The development and promotion of “right-to-work” laws is largely credited to Vance Muse, a Texas oil industry lobbyist and known white supremacist who warned that without such legislation to impede union organizing, “white women and white men will be forced into organizations with black African apes whom they will have to call ‘brother’ or lose their jobs.” When it came to squashing working class solidarity, big business and segregationists forged common cause — an alliance in the history books with significant impacts on worker’s rights today.

Right-to-work laws and other anti-union efforts are aimed at consolidating economic and political power for businesses and capital by preventing any whiff of working-class solidarity. Through union dues, the labor movement can amass significant resources to engage in voter turnout, agenda setting and issue advocacy, all on behalf of ordinary Americans. It is that amassing of political power — in addition to the fairer distribution of profits — that is so threatening to conservatives and corporate America. After all, big labor has been responsible for advances in our day-to-day lives that still make conservatives livid: Medicare, Medicaid and, yes, Obamacare too; unemployment insurance; Social Security; the 40-hour workweek; pensions (what’s left of them, anyway); the minimum wage. These are just the greatest hits; many other humane advances in our lives owe their existence to labor unions.

Big business saw the weakening of union rights as the first step in a campaign to bring down the entire New Deal order, and weren’t shy about saying so. At the end of the war, Alfred Sloan, CEO of General Motors, spoke honestly about his disdain for the New Deal, saying, “It took 14 years to rid this country of Prohibition. It is going to take a good while to rid the country of the New Deal, but sooner or later the ax falls and we get a change.”

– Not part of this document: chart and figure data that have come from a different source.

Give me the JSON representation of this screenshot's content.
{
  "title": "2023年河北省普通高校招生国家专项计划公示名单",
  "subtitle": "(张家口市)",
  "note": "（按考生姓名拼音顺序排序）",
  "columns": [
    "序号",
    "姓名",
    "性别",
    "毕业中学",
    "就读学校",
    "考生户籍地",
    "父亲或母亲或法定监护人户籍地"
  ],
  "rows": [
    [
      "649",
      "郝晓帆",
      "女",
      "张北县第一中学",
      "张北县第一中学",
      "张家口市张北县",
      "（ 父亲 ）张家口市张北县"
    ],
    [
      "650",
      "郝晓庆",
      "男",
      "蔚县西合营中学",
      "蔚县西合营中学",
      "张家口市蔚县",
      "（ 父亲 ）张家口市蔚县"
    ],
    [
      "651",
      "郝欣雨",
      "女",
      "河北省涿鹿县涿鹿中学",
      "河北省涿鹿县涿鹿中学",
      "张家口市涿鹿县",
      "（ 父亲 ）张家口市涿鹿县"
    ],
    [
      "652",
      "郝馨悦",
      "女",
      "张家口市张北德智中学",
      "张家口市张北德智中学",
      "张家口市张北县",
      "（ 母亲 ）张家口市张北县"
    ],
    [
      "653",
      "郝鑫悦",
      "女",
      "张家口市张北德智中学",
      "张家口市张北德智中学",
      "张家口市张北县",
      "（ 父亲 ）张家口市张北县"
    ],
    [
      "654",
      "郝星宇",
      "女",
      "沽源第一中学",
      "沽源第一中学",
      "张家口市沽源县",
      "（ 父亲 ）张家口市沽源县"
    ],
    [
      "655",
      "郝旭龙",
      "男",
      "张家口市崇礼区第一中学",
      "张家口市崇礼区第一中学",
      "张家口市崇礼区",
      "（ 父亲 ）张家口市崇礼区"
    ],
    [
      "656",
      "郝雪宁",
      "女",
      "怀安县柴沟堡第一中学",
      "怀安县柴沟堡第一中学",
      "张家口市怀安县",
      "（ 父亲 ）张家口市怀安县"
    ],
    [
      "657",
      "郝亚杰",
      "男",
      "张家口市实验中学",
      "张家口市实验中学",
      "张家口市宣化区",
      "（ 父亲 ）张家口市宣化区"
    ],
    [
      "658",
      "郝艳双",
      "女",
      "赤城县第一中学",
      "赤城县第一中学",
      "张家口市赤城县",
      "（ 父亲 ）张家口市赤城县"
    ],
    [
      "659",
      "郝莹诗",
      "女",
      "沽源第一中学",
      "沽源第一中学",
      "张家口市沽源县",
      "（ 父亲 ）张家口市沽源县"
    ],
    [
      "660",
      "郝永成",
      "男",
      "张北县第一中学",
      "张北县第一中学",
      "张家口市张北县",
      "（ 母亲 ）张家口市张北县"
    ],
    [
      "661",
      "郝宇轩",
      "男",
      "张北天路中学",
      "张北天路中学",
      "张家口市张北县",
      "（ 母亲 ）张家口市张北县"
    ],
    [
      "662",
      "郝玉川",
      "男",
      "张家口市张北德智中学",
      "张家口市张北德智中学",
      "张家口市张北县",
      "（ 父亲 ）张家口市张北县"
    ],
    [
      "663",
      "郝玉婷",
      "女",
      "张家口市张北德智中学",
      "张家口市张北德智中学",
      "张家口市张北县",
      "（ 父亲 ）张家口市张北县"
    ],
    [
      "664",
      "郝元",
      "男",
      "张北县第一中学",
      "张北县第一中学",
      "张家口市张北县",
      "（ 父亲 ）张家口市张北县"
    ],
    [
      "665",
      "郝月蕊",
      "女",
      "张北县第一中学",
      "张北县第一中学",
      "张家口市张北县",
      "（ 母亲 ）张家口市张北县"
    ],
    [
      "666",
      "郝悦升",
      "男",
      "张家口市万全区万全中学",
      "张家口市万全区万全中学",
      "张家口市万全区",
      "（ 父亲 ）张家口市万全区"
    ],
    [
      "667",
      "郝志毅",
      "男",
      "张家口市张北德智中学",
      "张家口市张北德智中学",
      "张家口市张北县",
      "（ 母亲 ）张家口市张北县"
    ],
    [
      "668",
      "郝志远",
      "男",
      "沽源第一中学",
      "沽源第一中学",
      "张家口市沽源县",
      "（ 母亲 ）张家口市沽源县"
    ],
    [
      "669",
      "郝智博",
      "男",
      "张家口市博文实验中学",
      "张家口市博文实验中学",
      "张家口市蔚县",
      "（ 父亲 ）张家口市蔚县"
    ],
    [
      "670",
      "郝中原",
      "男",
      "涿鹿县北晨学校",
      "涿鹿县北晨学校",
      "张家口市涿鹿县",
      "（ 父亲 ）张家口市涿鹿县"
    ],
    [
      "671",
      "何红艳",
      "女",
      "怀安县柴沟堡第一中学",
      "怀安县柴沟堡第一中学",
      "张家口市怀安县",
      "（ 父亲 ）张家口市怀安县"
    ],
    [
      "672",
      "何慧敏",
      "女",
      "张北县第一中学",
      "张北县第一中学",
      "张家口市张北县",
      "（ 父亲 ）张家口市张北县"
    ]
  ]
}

Power in America might be thought of as being historically represented by two scales. On the left is labor and on the right is capital. When one side loses political clout, the other side gains it. Today the right side of the scale overpowers the left. And that was no accident.

If the court sides with the plaintiff in Janus, it would essentially nationalize “right-to-work” laws in the public sector. All of us will pay the price — in the form of lower wages, job insecurity, miserly benefits and soaring inequality — so America’s plutocrats can tighten the political and economic vise that leaves most of us struggling.

These same plutocrats will point the finger for our struggles at new immigrants, black people and the poor, in a well-worn narrative that allows some politicians and their corporate donors to tilt the rules in their favor while the rest of us fight among ourselves for the leftovers. But we can change. We can come together across racial and ethnic lines to elect new leaders who will represent all of us, not just the wealthy few. We can start by refusing to fall for the divide-and-conquer politics at issue in the Janus case.